Во время нашего разговора со Скалаком мы рассказывали друг другу события, произошедшие с каждым из нас за восемнадцать лет. В камеру принесли обед, состоявший из каши и большущей чашки какого-то заменителя чая, а мне еще выдали мою дневную пайку хлеба и сахара, простыню, наволочку и подушку. Казахстанский нарком достал масло и угостил меня этим лакомством, от которого я уже успел отвыкнуть. Блондин тоже имел свои запасы, у него было довольно много сахара. Между прочим мои, товарищи по камере сообщили, что на Лубянке есть тюремный ларек, в котором можно время от времени отовариваться. Это было восьмое мая, мои именины, и я подумал, что отмечать их мне пришлось в совершенно невероятной обстановке и с совершенно невероятными людьми.

Я уже писал, что сразу же, войдя в камеру, мне бросилось в глаза огромное количество книг, тут было около двух десятков книг по самым разным областям знаний и литературы. Книга, которую читал блондин, была томиком стихов Маяковского, он очень любил этого поэта. Этот молодой инженер был недавно переведен на Лубянку из лефортовской тюрьмы, где под пытками он подписал какие-то вздорные показания, и сейчас ему неминуемо грозил расстрел. Декламированием стихов Маяковского он старался отвлечься от реальности. Мы много разговаривали с ним о поэзии, но полюбить Маяковского я так и не смог, хотя и очень люблю русских поэтов. Наверное, точно так же в начале двадцатых годов молодые коммунисты не смогли убедить Ленина, что Маяковский значительно превосходит Пушкина. От него, моего нового знакомого инженера, я получил почитать автобиографию Станиславского, знаменитого основателя Художественного театра в Москве.
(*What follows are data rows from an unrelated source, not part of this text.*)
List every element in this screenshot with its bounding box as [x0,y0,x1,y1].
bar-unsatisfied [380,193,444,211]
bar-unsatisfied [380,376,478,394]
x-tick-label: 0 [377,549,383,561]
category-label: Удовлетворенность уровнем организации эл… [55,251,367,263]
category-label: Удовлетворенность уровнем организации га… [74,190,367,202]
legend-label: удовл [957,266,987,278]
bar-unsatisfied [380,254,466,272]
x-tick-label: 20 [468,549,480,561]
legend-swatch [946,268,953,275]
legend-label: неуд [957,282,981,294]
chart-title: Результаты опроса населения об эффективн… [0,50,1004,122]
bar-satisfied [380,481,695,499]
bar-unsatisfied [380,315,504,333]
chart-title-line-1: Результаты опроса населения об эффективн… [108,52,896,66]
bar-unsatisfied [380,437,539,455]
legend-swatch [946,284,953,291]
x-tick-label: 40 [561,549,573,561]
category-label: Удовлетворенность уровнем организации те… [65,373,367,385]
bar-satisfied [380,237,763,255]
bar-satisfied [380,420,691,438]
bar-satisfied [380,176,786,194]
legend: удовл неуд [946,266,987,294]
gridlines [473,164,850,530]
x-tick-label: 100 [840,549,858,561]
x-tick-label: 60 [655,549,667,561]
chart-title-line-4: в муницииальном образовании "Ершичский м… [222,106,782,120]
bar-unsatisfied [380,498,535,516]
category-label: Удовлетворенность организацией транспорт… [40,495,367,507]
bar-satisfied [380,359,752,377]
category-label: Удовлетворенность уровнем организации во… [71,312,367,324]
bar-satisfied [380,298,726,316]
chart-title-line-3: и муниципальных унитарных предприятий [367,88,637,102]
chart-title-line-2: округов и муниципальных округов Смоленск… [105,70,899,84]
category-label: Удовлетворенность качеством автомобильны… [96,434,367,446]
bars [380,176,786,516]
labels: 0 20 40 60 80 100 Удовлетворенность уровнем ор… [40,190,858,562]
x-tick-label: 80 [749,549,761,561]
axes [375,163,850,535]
Мне книга была тем более интересна, еще в студенческие годы в Москве 1917-18 годов я тесно сошелся с одной из групп молодых актеров, учеников Станиславского. Из других книг, прочитанных мною в той камере, мне запомнилась работа итальянского генерала Доута о стратегии воздушного боя. Было в библиотеке и много переводной английской и французской литературы. Я не сдержал своего удивления и спросил своих соседей, откуда столько книг. Они мне объяснили, что после смещения Ежова заключенные получили доступ к очень хорошей и обширной тюремной библиотеке, скомплектованной в основном из книг, реквизированных после революции у буржуазии. Каждый заключенный имел право получить до шести книг на десять дней. Однако в библиотеке не было книг на иностранных языках и политической литературы, даже трудов Маркса и Ленина нельзя было получить, — политика. Особенно популярной была работа де Галля, не бывшего в то время еще политическим деятелем, о стратегии танкового боя; она буквально зачитывалась до дыр, переходя из камеры в камеру. Я с удивлением обнаружил, что советский интеллектуал более его западных или польских коллег склонен мыслить глобальными политическими и военными категориями.
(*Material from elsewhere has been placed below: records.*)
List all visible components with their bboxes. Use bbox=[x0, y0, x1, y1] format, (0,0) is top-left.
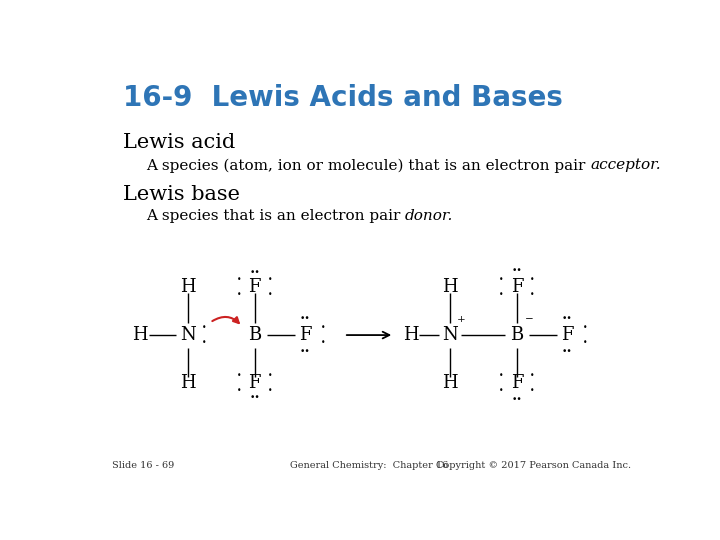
Text: •: • bbox=[582, 338, 588, 347]
Text: donor.: donor. bbox=[405, 209, 454, 223]
Text: ••: •• bbox=[300, 347, 310, 356]
Text: •: • bbox=[237, 275, 241, 284]
Text: •: • bbox=[268, 290, 272, 299]
Text: F: F bbox=[299, 326, 311, 344]
Text: Lewis base: Lewis base bbox=[124, 185, 240, 204]
Text: •: • bbox=[499, 275, 503, 284]
Text: F: F bbox=[561, 326, 573, 344]
Text: •: • bbox=[268, 386, 272, 395]
Text: Copyright © 2017 Pearson Canada Inc.: Copyright © 2017 Pearson Canada Inc. bbox=[436, 461, 631, 470]
Text: •: • bbox=[237, 371, 241, 380]
Text: •: • bbox=[499, 386, 503, 395]
Text: F: F bbox=[248, 374, 261, 392]
Text: H: H bbox=[403, 326, 418, 344]
Text: •: • bbox=[202, 323, 207, 332]
Text: F: F bbox=[510, 374, 523, 392]
Text: ••: •• bbox=[249, 268, 260, 277]
Text: H: H bbox=[442, 374, 458, 392]
Text: ••: •• bbox=[562, 347, 572, 356]
Text: H: H bbox=[180, 374, 195, 392]
Text: −: − bbox=[525, 315, 534, 324]
Text: ••: •• bbox=[249, 393, 260, 402]
Text: •: • bbox=[320, 338, 325, 347]
Text: •: • bbox=[530, 290, 535, 299]
Text: ••: •• bbox=[562, 314, 572, 323]
Text: A species (atom, ion or molecule) that is an electron pair: A species (atom, ion or molecule) that i… bbox=[145, 158, 590, 173]
Text: Slide 16 - 69: Slide 16 - 69 bbox=[112, 461, 174, 470]
Text: acceptor.: acceptor. bbox=[590, 158, 661, 172]
Text: F: F bbox=[510, 278, 523, 296]
Text: N: N bbox=[180, 326, 196, 344]
Text: •: • bbox=[237, 290, 241, 299]
Text: •: • bbox=[237, 386, 241, 395]
Text: •: • bbox=[268, 371, 272, 380]
Text: B: B bbox=[248, 326, 261, 344]
Text: H: H bbox=[132, 326, 148, 344]
Text: •: • bbox=[530, 275, 535, 284]
Text: H: H bbox=[180, 278, 195, 296]
Text: ••: •• bbox=[300, 314, 310, 323]
Text: ••: •• bbox=[511, 395, 522, 404]
Text: Lewis acid: Lewis acid bbox=[124, 133, 235, 152]
Text: •: • bbox=[202, 338, 207, 347]
Text: •: • bbox=[499, 371, 503, 380]
Text: N: N bbox=[442, 326, 458, 344]
Text: •: • bbox=[268, 275, 272, 284]
Text: •: • bbox=[530, 386, 535, 395]
Text: +: + bbox=[456, 315, 465, 324]
Text: B: B bbox=[510, 326, 523, 344]
Text: General Chemistry:  Chapter 16: General Chemistry: Chapter 16 bbox=[290, 461, 448, 470]
Text: H: H bbox=[442, 278, 458, 296]
Text: ••: •• bbox=[511, 266, 522, 275]
Text: •: • bbox=[499, 290, 503, 299]
Text: 16-9  Lewis Acids and Bases: 16-9 Lewis Acids and Bases bbox=[124, 84, 563, 112]
Text: •: • bbox=[582, 323, 588, 332]
Text: F: F bbox=[248, 278, 261, 296]
Text: •: • bbox=[320, 323, 325, 332]
Text: •: • bbox=[530, 371, 535, 380]
Text: A species that is an electron pair: A species that is an electron pair bbox=[145, 209, 405, 223]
В камере N-41 мне суждено было пробыть чуть больше восьми месяцев, до тех самых пор, когда на горизонте замаячил призрак надвигающейся советско-германской войны. За это время состав нашей камеры часто менялся — одни приходили, другие уходили. Через нее прошли представители многих профессий и социальных слоев советского общества: были и инженеры, и администраторы производств, три студента, бывших секретарями парткомов своих факультетов, один государственный функционер высокого ранга, очень понравившийся мне своим анализом международного положения. Да и по национальному составу это было довольно пестрое общество. Тут побывали представители почти всех неславянских национальностей: грузины, татары, армяне, литовцы, эстонцы. Но не было ни одного крестьянина — я их потом много встречал в лагерях, и ни одного рабочего от станка. Лубянка была учреждением, прежде всего, для представителей среднего и высшего советских общественных классов и для тех, кого Милован Джилас назвал «новым классом». И каждый из них делился своим горем, рассказывал о себе, о своей жизни. Если бы я сейчас мог вспомнить все эти беседы, какая бы получилась интересная книга о «новом классе» и его проблемах во время Великой Отечественной войны!
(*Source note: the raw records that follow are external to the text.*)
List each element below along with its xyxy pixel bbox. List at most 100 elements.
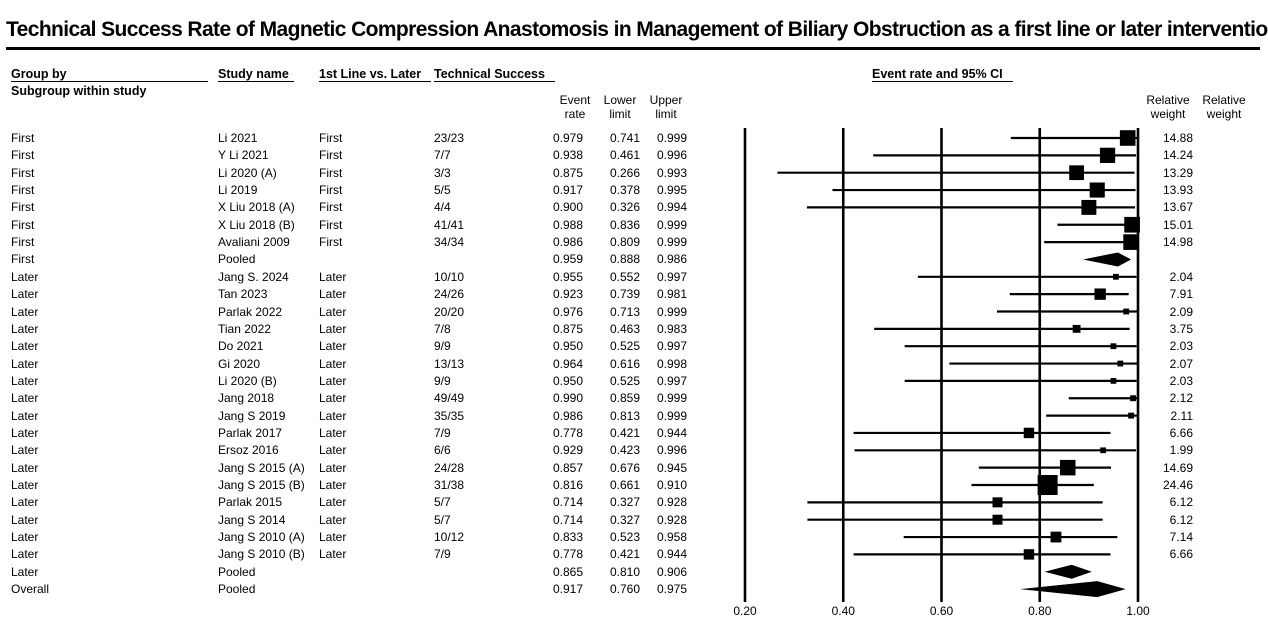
title-rule — [6, 47, 1260, 50]
cell-weight: 13.93 — [1162, 183, 1193, 198]
cell-group: Later — [11, 460, 39, 475]
cell-lower-limit: 0.552 — [609, 269, 640, 284]
cell-study: Pooled — [218, 252, 256, 267]
cell-group: First — [11, 252, 35, 267]
cell-weight: 3.75 — [1169, 321, 1193, 336]
cell-group: First — [11, 217, 35, 232]
cell-event-rate: 0.917 — [552, 582, 583, 597]
cell-line: First — [319, 200, 343, 215]
cell-line: First — [319, 183, 343, 198]
effect-marker — [1081, 199, 1097, 215]
cell-lower-limit: 0.813 — [609, 408, 640, 423]
cell-line: First — [319, 131, 343, 145]
cell-event-rate: 0.955 — [552, 269, 583, 284]
cell-weight: 2.12 — [1169, 391, 1193, 406]
cell-event-rate: 0.976 — [552, 304, 583, 319]
effect-marker — [1099, 147, 1116, 163]
effect-marker — [1123, 234, 1139, 250]
cell-lower-limit: 0.421 — [609, 425, 640, 440]
cell-success: 10/12 — [434, 530, 465, 545]
cell-group: Later — [11, 321, 39, 336]
cell-weight: 6.12 — [1169, 512, 1193, 527]
cell-lower-limit: 0.859 — [609, 391, 640, 406]
cell-group: Later — [11, 530, 39, 545]
cell-upper-limit: 0.928 — [656, 495, 687, 510]
cell-success: 7/7 — [434, 148, 451, 163]
pooled-diamond — [1044, 564, 1092, 579]
effect-marker — [1050, 531, 1062, 543]
cell-study: Tan 2023 — [218, 287, 268, 302]
effect-marker — [1113, 273, 1119, 280]
cell-group: Later — [11, 391, 39, 406]
cell-upper-limit: 0.996 — [656, 148, 687, 163]
cell-event-rate: 0.986 — [552, 235, 583, 250]
cell-group: Later — [11, 547, 39, 562]
cell-upper-limit: 0.999 — [656, 391, 687, 406]
cell-group: Later — [11, 339, 39, 354]
cell-event-rate: 0.959 — [552, 252, 583, 267]
cell-lower-limit: 0.888 — [609, 252, 640, 267]
cell-success: 34/34 — [434, 235, 465, 250]
cell-group: First — [11, 200, 35, 215]
cell-group: Later — [11, 564, 39, 579]
cell-weight: 1.99 — [1169, 443, 1193, 458]
cell-weight: 14.69 — [1162, 460, 1193, 475]
effect-marker — [1037, 475, 1058, 495]
cell-group: Later — [11, 478, 39, 492]
cell-study: Parlak 2017 — [218, 425, 283, 440]
cell-study: X Liu 2018 (B) — [218, 217, 295, 232]
cell-success: 7/8 — [434, 321, 451, 336]
cell-event-rate: 0.950 — [552, 373, 583, 388]
effect-marker — [1124, 216, 1140, 233]
cell-weight: 7.14 — [1169, 530, 1193, 545]
x-tick-label: 0.40 — [832, 604, 856, 618]
cell-lower-limit: 0.525 — [609, 339, 640, 354]
cell-success: 20/20 — [434, 304, 465, 319]
cell-event-rate: 0.900 — [552, 200, 583, 215]
cell-lower-limit: 0.810 — [609, 564, 640, 579]
cell-lower-limit: 0.266 — [609, 165, 640, 180]
cell-event-rate: 0.964 — [552, 356, 583, 371]
header-relative-weight-1: Relative weight — [1146, 93, 1190, 121]
cell-upper-limit: 0.944 — [656, 547, 687, 562]
cell-study: X Liu 2018 (A) — [218, 200, 295, 215]
cell-upper-limit: 0.944 — [656, 425, 687, 440]
underline-study-name — [218, 81, 294, 82]
cell-study: Jang S. 2024 — [218, 269, 289, 284]
cell-success: 3/3 — [434, 165, 451, 180]
cell-line: First — [319, 235, 343, 250]
cell-study: Jang S 2015 (A) — [218, 460, 305, 475]
cell-line: Later — [319, 287, 347, 302]
cell-group: Later — [11, 269, 39, 284]
cell-weight: 2.03 — [1169, 373, 1193, 388]
cell-success: 6/6 — [434, 443, 451, 458]
cell-lower-limit: 0.760 — [609, 582, 640, 597]
cell-group: Later — [11, 425, 39, 440]
cell-upper-limit: 0.999 — [656, 235, 687, 250]
cell-line: Later — [319, 512, 347, 527]
cell-success: 5/5 — [434, 183, 451, 198]
cell-weight: 6.12 — [1169, 495, 1193, 510]
cell-group: First — [11, 165, 35, 180]
x-tick-label: 1.00 — [1126, 604, 1150, 618]
cell-line: Later — [319, 478, 347, 492]
cell-lower-limit: 0.421 — [609, 547, 640, 562]
effect-marker — [1023, 427, 1035, 439]
pooled-diamond — [1020, 581, 1126, 598]
cell-weight: 15.01 — [1162, 217, 1193, 232]
underline-group-by — [11, 81, 208, 82]
cell-upper-limit: 0.986 — [656, 252, 687, 267]
cell-study: Jang S 2019 — [218, 408, 286, 423]
cell-study: Li 2020 (A) — [218, 165, 277, 180]
cell-upper-limit: 0.906 — [656, 564, 687, 579]
cell-success: 13/13 — [434, 356, 465, 371]
cell-upper-limit: 0.999 — [656, 217, 687, 232]
cell-study: Ersoz 2016 — [218, 443, 279, 458]
header-study-name: Study name — [218, 67, 289, 81]
effect-marker — [1123, 308, 1130, 315]
cell-weight: 2.09 — [1169, 304, 1193, 319]
cell-group: First — [11, 235, 35, 250]
cell-weight: 24.46 — [1162, 478, 1193, 492]
effect-marker — [1072, 324, 1081, 333]
cell-lower-limit: 0.523 — [609, 530, 640, 545]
Пребывание на Лубянке открыло для меня новый мир интересов, реакций и понятий, совершенно отличный от мира козельского лагеря. Интересно, что никто из моих сокамерников ничего не знал о специальных лагерях для польских пленных, хотя те из них, что были арестованы после сентября 1939 года, и знали, что Красная армия захватила много пленных. Да, проявление интереса к людям, которыми интересуется НКВД, не было характерным для советских граждан. То же самое можно сказать и о судьбе пленных польских офицеров. А посему продолжение описания моей жизни в камере N-41 выходит за рамки той тематики, которую я хотел бы рассмотреть в этой книге.

Тем не менее, уверен, что описание причин выделения меня из общего числа пленных может пролить дополнительный свет на события, произошедшие в Катыни между 30 апреля и 8 мая 1940 года.

Только через несколько дней после моего перевода в камеру N-41 меня вызвали на первый, ночной допрос. Допросы продолжались все восемь месяцев моего пребывания на Лубянке, хотя и не были регулярными, но на них я на собственной шкуре узнал, что такое особые методы ведения следствия. Например, зэку приказывается держать руки за спиной, а конвоир, обычно стоящий слева, захватывает их и поднимает кверху, что заставляет зэка бежать вперед, ощущая сильнейшую боль в руках и плечах. Сначала меня предупреждали о предстоящем допросе, потом раздавался особый сигнал, по которому коридор освобождался от других заключенных, и только после этого я с конвоирами буквально бежал к комнате следователя. Бег наш обычно замедлялся только тогда, когда мы достигали следственного отделения Лубянки. Поначалу мне казалось, что подобное обращение сулит скорые пытки, но позже привык и не обращал на эти бега особого внимания.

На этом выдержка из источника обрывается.